Last week, I attended a meeting of community leaders in Los Angeles, and the issues of 287g agreements and our “enforcement only” policies are impacting communities in ways that surely our leaders never intended. This is a huge issue in the inner cities around the country.
Many misguided people have wrongly assumed that just because our local police have the capacity to arrest people, and jails in which to incarcerate them, that they would naturally be the right people to enforce immigration laws. They couldn’t be more wrong. The whole concept of police departments, is inherent in the motto of the LAPD: To Protect and Serve. How can our police people protect and serve our neighborhoods, when a large percentage of the population fears them, and won’t go to them for protection, because they rightly fear that they would end up being deported for their trouble?
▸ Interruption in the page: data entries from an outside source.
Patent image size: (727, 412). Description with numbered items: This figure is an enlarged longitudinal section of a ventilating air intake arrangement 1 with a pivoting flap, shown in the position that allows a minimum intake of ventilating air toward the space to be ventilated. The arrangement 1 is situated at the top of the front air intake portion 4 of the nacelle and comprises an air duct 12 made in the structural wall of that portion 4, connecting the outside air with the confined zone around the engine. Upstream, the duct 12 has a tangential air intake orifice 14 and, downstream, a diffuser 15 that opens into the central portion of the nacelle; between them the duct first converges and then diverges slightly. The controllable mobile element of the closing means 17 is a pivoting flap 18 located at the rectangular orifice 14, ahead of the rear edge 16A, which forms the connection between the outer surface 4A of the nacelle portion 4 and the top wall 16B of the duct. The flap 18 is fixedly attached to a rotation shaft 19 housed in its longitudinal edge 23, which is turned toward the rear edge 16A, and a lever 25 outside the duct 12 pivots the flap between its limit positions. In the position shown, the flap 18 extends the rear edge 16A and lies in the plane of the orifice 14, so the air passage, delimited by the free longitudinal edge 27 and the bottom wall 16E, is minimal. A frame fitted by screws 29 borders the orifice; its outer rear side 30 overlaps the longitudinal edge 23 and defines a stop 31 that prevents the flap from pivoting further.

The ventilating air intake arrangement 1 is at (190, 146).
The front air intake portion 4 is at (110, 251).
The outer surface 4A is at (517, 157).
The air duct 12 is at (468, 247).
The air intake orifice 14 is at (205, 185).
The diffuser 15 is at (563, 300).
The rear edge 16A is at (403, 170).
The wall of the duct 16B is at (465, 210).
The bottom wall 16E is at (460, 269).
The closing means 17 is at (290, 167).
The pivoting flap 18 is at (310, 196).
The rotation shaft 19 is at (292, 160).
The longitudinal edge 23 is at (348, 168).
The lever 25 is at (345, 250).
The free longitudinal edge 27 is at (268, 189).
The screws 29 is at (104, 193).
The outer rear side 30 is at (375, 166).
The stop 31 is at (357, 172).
Again, I want to make a plea to our nation, and particularly to our Government, that it is time to assume a full mantle of responsibility and sanity during this debate, and to re-examine our policies and tactics. If we have been trying to show that we can be tough on enforcement, I think that we have made that point, and we don’t need to continue to beat that dead horse. Clearly, at some point in our near future, we will come together in a dialogue aimed at restoring order to this atmosphere of chaos. Until that time, which should be within the next few months, let us put aside the tactics of fear and, what could be labeled an environment of institutionalized terror to our undocumented population of millions. The time for a rational federal – and federal only – policy is now. The time for fear and hate has long since passed.